Muscle training — but not too much — reduces risk of disease, Japanese researchers say

The pandemic may have changed workout trends for good, but there is no getting away from the fact that staying physically active will lower the risk of death or becoming ill. That said, how much exercise do we really need to stay healthy, and what sort of exercise should we be doing?

A group of Japanese researchers say they have an answer.

Hailing from some of the country’s leading universities ー Tohoku, Waseda and Kyushu ー the researchers recently found that exercising your muscles for up to 60 minutes per week is optimal for preventing serious diseases such as cancer and reducing the risk of death. They warned, however, that overtraining may be ineffective or even risky.

The results support the view of the World Health Organization, which recommends that adults should engage in moderately intense strength training at least twice a week, along with moderate aerobic exercise.

The data showed that, compared with those who did not exercise, people who performed muscle strengthening exercises had a 10% to 17% lower risk of dying or developing conditions such as cancer, cardiovascular disease or Type 2 diabetes. The risk of death or developing those illnesses was lower in that group of people regardless of whether they did aerobic conditioning exercises such as walking or running.

Furthermore, muscle strength training for a period of 30 to 60 minutes per week was found to be most effective in reducing the risk of death, cardiovascular disease and cancer, cutting the chance between 10% and 20%.

An elderly care home resident participates in a muscular exercise in France on March 23. |  AFP-JIJI
An elderly care home resident participates in a muscular exercise in France on March 23. | AFP-JIJI

The findings showed that muscle-strengthening activities were associated with a 17% lower incidence of diabetes, with the risk of diabetes sharply decreasing when strength training activities were performed up to 60 minutes per week.

However, the researchers warned of the negative effects of too much training.

After 130 to 140 minutes of muscle training, positive health effects were no longer seen, with the exception of issues related to diabetes, prompting the experts to warn against engaging in such exercise more frequently. In fact, the risk of developing a disease appeared to be higher for those who spent more time working out.

The researchers found that combining aerobic exercise with appropriate muscle strength training further lowered the risk of cardiovascular disease and cancer mortality.

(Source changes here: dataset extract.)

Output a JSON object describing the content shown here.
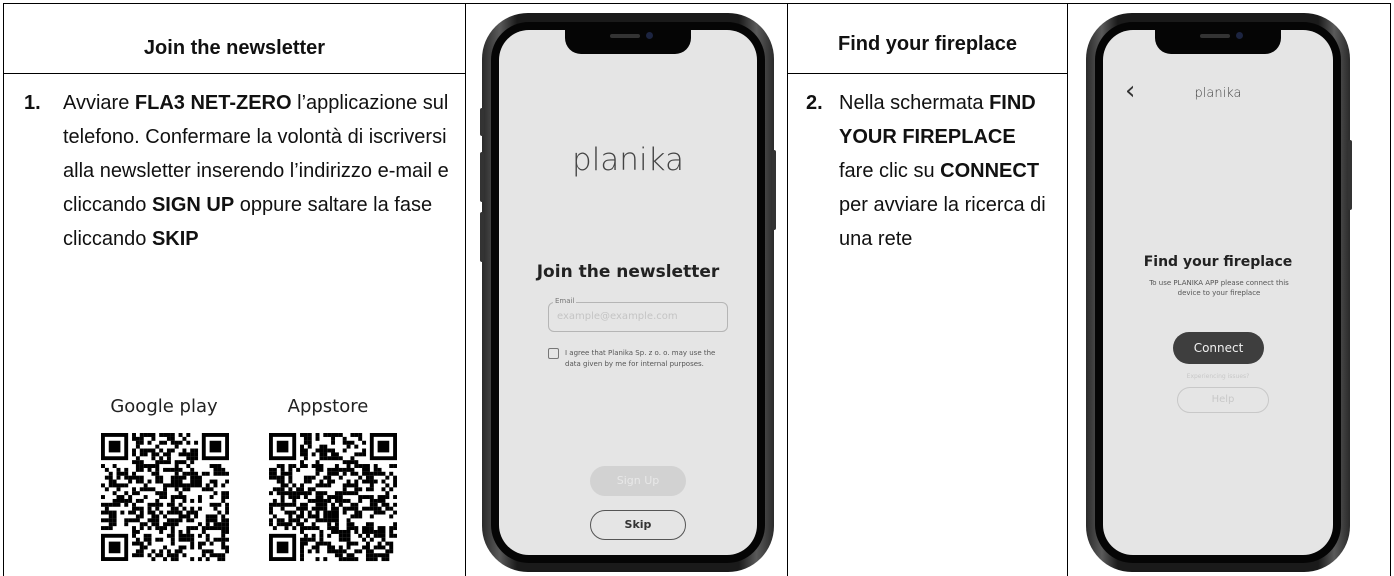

The study’s findings were published on Feb. 28 in the British Journal of Sports Medicine, a biweekly publication covering sports science and sports medicine.

The research group scrutinized the results of 1,252 studies published worldwide that examined the relationship between strength training, illness and death. Sixteen highly reliable studies were selected and the results were integrated to ascertain the relationship between the duration of muscle training and the risk of disease onset and death. The researchers referred to studies conducted in the United States, England and Scotland, Australia and Japan.